Thursday, August 30, 2018

The shock is wearing off

In July, I had my yearly oncologist appointment.  He always calls for blood work - to check the level of the cancer enzyme (?) and the complete metabolic panel.  My kidney function is off.  He sent me for an echo of the kidneys.  He thought there could be some shrinkage.  Never heard the results.

I then had my semi-annual cardiologist appointment. I took him the lab results.  He said it didn't look too bad, and referred me to a nephrologist.

I saw the nephrologist yesterday.  Cutting to the chase she is referring me to a urologist because (and here is the kicker of it all) there is a MASS in my right abdomen that may be pressing on the ureter causing urine to back up into the kidney causing the results I am getting.

I was in shock yesterday.  I was really rather numb.  Today I called the urologist.  He is taking over another practice and can't see me until the end of September.  The nephrologist wants me seen quickly.  I called her office for another referral.  Crickets can be heard at this point.

I called the oncologist.  He is only in the office on Tuesdays.  I called the appointment line to explain what I should do since I never heard a word from him.  THEY got through to a Tiffany - whoever that is.  She FINALLY called back.  He wants me to have a cat scan.  The orders will be faxed over on Tuesday, and I will be called.

It is hitting me.  I may be facing cancer again.  My mind is running rampant.  Could it be (hopefully) a cyst?  Could it just be a mass - fat (that would be something).  Or could it be ovarian cancer?  Am I facing chemo and radiation again - and how advanced is it?  Is that the reason my back has been hurting more than usual?

What I feared was kidney disease and thought I might be facing dialysis has now turned into something that may be far worse.  The numbers DO say it is stage 3 kidney disease, but that might be something that is reversible - once this mass isn't pressing on the ureter.  But it may be so much worse.


I am in a state of panic.  If you can - say a little prayer.

3 comments:

Jeanette said...

I'm sorry to hear that Karen. I will keep you in my thoughts that it's nothing serious.

Marti said...

I am so sorry to hear that. Yes, I will definitely be praying, starting right now. I wish doctors would deliver bad news at the beginning of the week, not the end when you can't do anything over the weekend but worry about it.

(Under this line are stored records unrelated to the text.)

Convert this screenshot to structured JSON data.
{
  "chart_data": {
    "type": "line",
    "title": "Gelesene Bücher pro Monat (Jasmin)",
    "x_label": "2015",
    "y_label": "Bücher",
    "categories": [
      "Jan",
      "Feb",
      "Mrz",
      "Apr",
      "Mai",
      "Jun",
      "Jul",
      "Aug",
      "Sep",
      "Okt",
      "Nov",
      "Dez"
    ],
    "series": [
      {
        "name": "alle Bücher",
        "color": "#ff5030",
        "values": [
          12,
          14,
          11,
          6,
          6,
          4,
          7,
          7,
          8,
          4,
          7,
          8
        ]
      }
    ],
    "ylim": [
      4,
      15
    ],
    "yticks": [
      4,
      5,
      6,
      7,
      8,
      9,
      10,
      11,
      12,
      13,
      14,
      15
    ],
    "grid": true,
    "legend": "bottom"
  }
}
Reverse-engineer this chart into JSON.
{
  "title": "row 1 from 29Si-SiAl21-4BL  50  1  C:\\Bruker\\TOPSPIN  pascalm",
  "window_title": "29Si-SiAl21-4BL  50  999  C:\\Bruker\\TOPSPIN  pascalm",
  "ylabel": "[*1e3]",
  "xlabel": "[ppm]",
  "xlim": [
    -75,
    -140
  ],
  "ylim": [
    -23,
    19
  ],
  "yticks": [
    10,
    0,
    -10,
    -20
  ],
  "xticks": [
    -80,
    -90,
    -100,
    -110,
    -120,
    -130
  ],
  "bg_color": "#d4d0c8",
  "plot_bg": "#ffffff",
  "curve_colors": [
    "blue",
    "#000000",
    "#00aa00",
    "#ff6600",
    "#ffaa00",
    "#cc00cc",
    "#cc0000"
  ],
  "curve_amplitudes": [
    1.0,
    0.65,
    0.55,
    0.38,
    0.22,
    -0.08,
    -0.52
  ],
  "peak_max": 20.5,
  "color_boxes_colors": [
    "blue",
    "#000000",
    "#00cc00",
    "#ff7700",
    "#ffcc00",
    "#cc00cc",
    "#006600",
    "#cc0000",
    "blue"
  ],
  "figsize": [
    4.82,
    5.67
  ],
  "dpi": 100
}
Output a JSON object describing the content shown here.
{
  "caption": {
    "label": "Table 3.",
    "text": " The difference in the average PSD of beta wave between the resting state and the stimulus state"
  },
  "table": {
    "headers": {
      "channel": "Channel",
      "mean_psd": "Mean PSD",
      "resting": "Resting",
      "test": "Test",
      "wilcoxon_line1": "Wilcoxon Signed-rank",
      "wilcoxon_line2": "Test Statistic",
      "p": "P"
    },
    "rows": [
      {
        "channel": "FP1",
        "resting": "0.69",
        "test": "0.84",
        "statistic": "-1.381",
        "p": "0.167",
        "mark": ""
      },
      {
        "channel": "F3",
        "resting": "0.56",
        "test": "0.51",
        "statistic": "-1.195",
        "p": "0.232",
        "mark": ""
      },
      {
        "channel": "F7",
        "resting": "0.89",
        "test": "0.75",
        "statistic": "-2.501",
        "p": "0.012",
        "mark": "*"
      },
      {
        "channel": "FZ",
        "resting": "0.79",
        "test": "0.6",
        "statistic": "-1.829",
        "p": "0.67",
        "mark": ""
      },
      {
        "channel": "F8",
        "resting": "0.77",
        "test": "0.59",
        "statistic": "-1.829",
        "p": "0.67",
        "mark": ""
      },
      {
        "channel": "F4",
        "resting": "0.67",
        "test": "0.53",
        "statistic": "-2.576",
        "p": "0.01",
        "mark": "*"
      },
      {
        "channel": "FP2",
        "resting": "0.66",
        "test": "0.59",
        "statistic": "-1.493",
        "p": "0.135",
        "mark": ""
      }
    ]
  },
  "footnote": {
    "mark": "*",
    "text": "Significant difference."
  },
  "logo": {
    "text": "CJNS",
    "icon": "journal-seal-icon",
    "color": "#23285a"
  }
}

Your doctor search sounds just like mine with the endocrinologist. My doctor's office wanted me to see one within two weeks and the earliest appointment I could get was the end of October. However, I pulled up my provider list and started calling down the list as I googled their reviews. I found an office with a fairly new doctor on staff and got in with her within the two weeks. You might try that route. My doctor's office was no help getting me in anywhere either.

Judy said...

Of course I will pray for you Karen.
These kinds of things are so frightening and it takes so long to get any results back. The not knowing and waiting is the hardest part, I think.